Das ist jeweils unterschiedlich. Es sind jedoch immer Leute aus der heimischen MusikerInnen-Szene. Insbesondere die Jazzit:Sessions sind in Salzburg, wo es noch immer keine universitäre Jazz-Ausbildung gibt, die einzige Möglichkeit aufzutreten und sich auszutauschen.
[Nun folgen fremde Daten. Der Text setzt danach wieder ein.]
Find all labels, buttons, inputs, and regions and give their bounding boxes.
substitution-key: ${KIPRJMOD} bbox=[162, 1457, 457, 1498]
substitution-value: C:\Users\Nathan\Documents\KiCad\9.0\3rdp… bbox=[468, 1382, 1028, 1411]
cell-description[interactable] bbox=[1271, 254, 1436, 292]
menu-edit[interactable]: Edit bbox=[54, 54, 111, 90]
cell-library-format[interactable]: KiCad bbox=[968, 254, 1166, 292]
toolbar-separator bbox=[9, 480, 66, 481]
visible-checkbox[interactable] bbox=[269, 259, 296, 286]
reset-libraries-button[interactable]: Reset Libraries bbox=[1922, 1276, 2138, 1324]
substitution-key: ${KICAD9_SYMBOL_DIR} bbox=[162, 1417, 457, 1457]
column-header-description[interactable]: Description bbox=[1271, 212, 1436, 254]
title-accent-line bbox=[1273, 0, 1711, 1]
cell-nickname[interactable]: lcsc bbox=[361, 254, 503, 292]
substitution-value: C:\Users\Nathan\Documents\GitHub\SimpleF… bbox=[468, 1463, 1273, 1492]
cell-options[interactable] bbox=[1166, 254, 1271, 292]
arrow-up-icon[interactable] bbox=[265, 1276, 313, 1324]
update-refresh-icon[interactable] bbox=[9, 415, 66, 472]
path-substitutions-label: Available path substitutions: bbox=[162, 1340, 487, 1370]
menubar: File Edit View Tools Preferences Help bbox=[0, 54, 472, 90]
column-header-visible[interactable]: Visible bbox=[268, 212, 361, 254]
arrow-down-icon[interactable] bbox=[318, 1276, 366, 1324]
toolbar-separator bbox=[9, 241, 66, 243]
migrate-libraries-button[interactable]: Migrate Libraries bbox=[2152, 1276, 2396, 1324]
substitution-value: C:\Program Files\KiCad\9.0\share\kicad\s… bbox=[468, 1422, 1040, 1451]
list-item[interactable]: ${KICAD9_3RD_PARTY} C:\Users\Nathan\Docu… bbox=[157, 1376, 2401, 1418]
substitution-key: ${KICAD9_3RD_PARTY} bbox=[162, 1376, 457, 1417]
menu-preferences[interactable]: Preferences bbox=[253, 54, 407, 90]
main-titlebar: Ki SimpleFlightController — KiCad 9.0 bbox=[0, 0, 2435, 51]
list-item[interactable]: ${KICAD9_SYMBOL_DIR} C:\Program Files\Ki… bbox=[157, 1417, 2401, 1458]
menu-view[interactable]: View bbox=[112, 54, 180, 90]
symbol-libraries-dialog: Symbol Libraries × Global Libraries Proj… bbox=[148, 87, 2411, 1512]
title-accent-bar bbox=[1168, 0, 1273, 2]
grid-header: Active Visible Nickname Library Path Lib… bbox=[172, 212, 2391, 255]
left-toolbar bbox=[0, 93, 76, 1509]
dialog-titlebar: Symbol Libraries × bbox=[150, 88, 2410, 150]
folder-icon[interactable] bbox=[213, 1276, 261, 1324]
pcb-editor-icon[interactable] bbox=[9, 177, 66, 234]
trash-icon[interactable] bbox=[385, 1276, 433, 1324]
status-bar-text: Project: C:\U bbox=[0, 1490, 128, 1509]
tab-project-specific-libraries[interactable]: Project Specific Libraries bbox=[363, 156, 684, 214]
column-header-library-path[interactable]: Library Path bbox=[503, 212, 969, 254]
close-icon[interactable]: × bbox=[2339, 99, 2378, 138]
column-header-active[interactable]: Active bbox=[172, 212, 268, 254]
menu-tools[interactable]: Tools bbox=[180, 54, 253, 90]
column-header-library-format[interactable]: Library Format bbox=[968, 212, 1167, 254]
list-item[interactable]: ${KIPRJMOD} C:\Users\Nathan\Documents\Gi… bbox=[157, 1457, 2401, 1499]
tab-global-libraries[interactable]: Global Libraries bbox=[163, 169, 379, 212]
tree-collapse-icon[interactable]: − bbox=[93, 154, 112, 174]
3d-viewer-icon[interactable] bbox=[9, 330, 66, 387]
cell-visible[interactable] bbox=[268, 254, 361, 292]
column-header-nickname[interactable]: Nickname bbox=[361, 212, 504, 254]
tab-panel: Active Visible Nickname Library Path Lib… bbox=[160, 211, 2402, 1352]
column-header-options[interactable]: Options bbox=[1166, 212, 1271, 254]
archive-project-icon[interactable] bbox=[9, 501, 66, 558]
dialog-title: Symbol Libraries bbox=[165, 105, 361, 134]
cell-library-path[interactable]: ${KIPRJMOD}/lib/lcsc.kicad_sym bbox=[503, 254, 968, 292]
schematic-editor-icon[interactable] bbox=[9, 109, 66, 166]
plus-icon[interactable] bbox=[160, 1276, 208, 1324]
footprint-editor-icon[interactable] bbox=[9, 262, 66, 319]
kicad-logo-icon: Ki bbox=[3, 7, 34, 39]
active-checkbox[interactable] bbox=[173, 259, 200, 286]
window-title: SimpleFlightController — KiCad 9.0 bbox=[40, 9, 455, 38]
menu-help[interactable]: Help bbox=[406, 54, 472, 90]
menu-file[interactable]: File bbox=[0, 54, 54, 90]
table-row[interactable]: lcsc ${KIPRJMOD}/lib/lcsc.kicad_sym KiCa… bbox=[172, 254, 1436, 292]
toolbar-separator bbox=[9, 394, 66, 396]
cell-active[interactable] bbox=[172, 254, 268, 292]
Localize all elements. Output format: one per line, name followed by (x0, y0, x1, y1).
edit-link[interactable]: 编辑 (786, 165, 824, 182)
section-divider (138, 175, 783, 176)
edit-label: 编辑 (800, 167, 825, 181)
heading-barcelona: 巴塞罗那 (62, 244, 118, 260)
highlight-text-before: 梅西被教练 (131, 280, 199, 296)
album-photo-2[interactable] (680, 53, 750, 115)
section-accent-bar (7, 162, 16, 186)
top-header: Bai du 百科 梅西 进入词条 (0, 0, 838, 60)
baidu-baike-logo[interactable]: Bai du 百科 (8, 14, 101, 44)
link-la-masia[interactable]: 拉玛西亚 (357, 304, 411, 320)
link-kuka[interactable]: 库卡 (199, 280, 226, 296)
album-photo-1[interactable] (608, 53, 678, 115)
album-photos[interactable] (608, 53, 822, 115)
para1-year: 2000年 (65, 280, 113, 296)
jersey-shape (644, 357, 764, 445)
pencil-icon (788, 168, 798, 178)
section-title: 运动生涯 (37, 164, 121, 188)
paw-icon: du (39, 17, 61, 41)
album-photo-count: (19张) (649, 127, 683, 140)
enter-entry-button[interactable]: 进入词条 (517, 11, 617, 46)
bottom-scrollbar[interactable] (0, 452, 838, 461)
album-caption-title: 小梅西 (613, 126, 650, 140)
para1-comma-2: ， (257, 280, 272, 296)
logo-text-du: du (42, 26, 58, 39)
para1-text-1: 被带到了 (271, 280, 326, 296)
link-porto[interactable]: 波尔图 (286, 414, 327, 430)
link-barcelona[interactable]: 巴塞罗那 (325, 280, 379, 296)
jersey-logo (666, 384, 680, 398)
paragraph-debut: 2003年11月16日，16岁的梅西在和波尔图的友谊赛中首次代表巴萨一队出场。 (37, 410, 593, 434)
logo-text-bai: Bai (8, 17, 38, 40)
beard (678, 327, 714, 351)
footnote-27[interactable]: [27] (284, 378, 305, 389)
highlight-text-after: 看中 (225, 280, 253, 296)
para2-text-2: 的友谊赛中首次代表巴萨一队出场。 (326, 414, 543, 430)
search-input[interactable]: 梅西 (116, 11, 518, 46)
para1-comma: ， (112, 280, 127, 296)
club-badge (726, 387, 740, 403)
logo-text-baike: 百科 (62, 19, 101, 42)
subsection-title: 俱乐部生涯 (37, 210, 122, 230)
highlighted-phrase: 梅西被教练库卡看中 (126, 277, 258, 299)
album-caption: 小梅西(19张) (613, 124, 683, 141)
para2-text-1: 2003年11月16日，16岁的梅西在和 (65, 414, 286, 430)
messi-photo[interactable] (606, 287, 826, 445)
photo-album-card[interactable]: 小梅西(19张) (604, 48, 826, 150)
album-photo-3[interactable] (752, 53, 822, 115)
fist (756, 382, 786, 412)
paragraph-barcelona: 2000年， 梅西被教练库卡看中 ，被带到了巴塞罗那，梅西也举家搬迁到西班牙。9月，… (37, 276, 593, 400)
Wie schwer ist der Spagat zwischen verheissungsvollen Newcomern sowie Experimenten, die vielleicht nicht soviel Leute ziehen und grossen Namen bzw. etwas “leichterer” Kost, die das Haus füllen? Gehen sich in wirtschaftlich angespannten Zeiten Experimente überhaupt noch aus, oder muss verstärkt auch in Sachen Jazz auf eine gewisse Mainstreamtauglichkeit oder den Bekanntheitsgrad gesetzt werden?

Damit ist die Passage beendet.